Whilst the garden railway slumbers over the winter (well, I say slumbers, actually it's getting covered in falling debris from the trees, and having all the ballast washed away by this incessant rain), I thought I'd dip into the archives for some builds done over the last few years for it.
"Big Jim" is probably my favourite standard-gauge locomotive. It's a bit of a brute, but a stalwart of the Keighley and Worth Valley fleet... at least, it was until it was prematurely withdrawn with boiler problems. Rumour mill has the loco being sold overseas soon, but in any case it'll probably sit dismantled for at least another decade or two around Haworth yard.

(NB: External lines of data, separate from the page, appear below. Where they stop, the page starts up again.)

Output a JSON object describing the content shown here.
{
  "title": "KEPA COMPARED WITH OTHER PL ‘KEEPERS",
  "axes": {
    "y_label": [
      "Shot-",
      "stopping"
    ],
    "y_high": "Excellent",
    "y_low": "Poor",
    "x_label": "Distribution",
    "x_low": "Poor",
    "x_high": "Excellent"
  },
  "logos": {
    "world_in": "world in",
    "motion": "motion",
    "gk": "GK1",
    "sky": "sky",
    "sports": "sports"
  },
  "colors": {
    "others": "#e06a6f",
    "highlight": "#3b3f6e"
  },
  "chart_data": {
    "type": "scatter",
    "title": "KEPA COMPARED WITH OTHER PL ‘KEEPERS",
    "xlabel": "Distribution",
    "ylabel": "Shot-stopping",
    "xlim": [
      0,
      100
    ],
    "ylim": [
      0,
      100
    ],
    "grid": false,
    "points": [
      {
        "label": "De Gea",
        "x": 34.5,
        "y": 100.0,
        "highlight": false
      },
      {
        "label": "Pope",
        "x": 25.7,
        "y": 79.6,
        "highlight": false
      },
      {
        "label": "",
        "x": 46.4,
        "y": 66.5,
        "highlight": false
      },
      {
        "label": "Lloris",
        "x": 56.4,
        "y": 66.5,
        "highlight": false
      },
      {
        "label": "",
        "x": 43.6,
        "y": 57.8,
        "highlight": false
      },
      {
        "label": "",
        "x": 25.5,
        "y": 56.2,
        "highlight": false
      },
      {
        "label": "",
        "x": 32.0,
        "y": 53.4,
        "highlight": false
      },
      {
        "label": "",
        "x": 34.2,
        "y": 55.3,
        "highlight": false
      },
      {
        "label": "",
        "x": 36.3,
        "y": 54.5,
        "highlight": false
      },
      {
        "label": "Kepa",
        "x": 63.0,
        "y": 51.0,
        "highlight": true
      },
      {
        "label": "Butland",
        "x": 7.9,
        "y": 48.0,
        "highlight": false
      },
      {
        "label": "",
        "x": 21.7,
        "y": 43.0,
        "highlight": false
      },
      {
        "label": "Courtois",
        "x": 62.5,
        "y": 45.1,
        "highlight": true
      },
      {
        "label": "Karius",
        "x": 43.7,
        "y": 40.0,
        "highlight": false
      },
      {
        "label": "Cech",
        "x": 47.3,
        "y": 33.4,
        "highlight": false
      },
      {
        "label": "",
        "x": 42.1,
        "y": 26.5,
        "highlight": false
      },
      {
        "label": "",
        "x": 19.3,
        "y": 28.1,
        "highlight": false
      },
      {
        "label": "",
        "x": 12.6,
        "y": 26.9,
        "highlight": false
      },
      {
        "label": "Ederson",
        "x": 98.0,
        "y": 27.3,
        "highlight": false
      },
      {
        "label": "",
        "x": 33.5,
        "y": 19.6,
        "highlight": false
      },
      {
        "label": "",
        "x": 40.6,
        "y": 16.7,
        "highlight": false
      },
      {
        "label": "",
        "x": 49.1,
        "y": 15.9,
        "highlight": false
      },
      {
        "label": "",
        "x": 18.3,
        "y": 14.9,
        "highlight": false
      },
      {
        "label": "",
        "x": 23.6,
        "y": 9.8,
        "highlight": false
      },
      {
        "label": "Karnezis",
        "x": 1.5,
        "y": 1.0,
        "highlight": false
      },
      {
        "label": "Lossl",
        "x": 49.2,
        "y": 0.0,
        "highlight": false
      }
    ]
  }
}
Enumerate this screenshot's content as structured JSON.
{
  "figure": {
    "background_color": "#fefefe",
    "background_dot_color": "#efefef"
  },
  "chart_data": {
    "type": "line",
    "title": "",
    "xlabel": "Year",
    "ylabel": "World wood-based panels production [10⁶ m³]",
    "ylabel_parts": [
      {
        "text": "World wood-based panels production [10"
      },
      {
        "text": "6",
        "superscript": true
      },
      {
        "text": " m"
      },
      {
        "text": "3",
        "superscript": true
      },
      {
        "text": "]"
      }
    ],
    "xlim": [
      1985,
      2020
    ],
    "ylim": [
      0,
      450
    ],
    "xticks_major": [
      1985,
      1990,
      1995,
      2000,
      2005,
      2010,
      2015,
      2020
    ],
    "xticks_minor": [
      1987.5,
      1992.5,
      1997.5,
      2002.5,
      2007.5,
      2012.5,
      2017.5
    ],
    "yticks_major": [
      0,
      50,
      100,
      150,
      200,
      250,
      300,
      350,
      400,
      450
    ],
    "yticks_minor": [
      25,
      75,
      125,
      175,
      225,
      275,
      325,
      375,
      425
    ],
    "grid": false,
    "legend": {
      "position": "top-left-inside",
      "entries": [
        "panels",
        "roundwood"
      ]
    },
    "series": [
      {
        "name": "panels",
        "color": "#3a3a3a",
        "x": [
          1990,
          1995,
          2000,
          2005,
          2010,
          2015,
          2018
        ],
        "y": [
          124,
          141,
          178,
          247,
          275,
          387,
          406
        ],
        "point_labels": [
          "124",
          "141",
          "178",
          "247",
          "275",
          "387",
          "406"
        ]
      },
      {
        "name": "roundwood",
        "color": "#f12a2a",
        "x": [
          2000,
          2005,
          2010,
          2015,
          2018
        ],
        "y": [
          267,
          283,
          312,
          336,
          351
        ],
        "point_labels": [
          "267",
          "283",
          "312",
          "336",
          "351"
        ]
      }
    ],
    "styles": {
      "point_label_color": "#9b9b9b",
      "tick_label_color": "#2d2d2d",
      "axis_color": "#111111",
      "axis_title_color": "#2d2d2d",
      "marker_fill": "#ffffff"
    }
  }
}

The S160's are American locomotives, but built to the smaller UK loading gauge in World War 2 and used all over Europe. This particular loco was repatriated from Poland in the 1970's. Like I say, I really love this loco, and wanted one for the garden line.
Having laboriously converted a Lionel 'Ready to Play' Hogwarts Express prior to this, it occured to me that the Polar Express might make for a suitable donor for this build.
It's a Frame-up
As with the Hogwarts loco, the Polar Express would need re-gauging from G2 to 45mm gauge. It was bought cheaply on ebay, as these 'round the Christmas Tree' sets are popular in the US before being junked. Ah, disposable society.
Looking at the loco, I realised that to pinch the wheels inwards would be impossible with the existing frames. After some thought, I decided to just laser cut new frames for it.
It involved quite a bit of complex design work, and a lot of trial and error, but in the end, it turned out ok.
A Tender Behind
The tender needed some considerable modifications, and again, I resorted to the laser cutter.
The original. Or rather, an original... you see, Lionel produced the Polar Express actually to 45mm gauge some years ago, with the batteries in the tender. When they redesigned it for the Ready to Play range with the wider gauge, they moved the batteries to the loco (which actually meant it worked; the older version was too light, and the loco threw itself off the rails on curves. The RTP version stays on the tracks because of the weight of the batteries over the driving wheels). My hunting on eBay for bargain tenders turned up the 45mm version, which needed a fair bit of cutting down.
In order to make the boiler look a little more like "Big Ji" I had to swap around some details, and fabricate a blanking piece from plasticard.
New running boards were cut too.
Here they are, loosely placed while I worked out how much of the detail on the boiler to file away.
The loco needed a new 'face' so a rough approximation of the smokebox was built. It turned out the lid off a squeezy mayonaise bottle was exactly the right size. The other details were odds and ends from the scrapboxes, above a laser-cut buffer beam.
Showing something of the mish-mash of components used.
Undercoating the loco in black bought it all together though.
Less successful was hand-painting the decals, but hey-ho.
To be honest, for a slightly thrown-together modification on a budget, I think it looks alright.
I couldn't resist trying to get a shot of it alongside the real thing either :)
It was featured in Garden Rail magazine, always a pleasure writing something for Phil, then spent some time trundling around the garden. Whatever else you can say about the Lionel range, the controllers are alright and these tend to be reliable performers, even with my slightly cack-handed re-gauging work.
At the moment (early 2024), it's mothballed awaiting a rebuild. There was an accident involving a derailment -unnoticed twig on the line- which got jammed into a wheel, and locked it all up. Something inside the mechanism went bang, and it now the loco sounds like a spanner in a cement mixer when it runs. I would like to get it rebuilt though, to at least cosmetically restored to go on the shelf.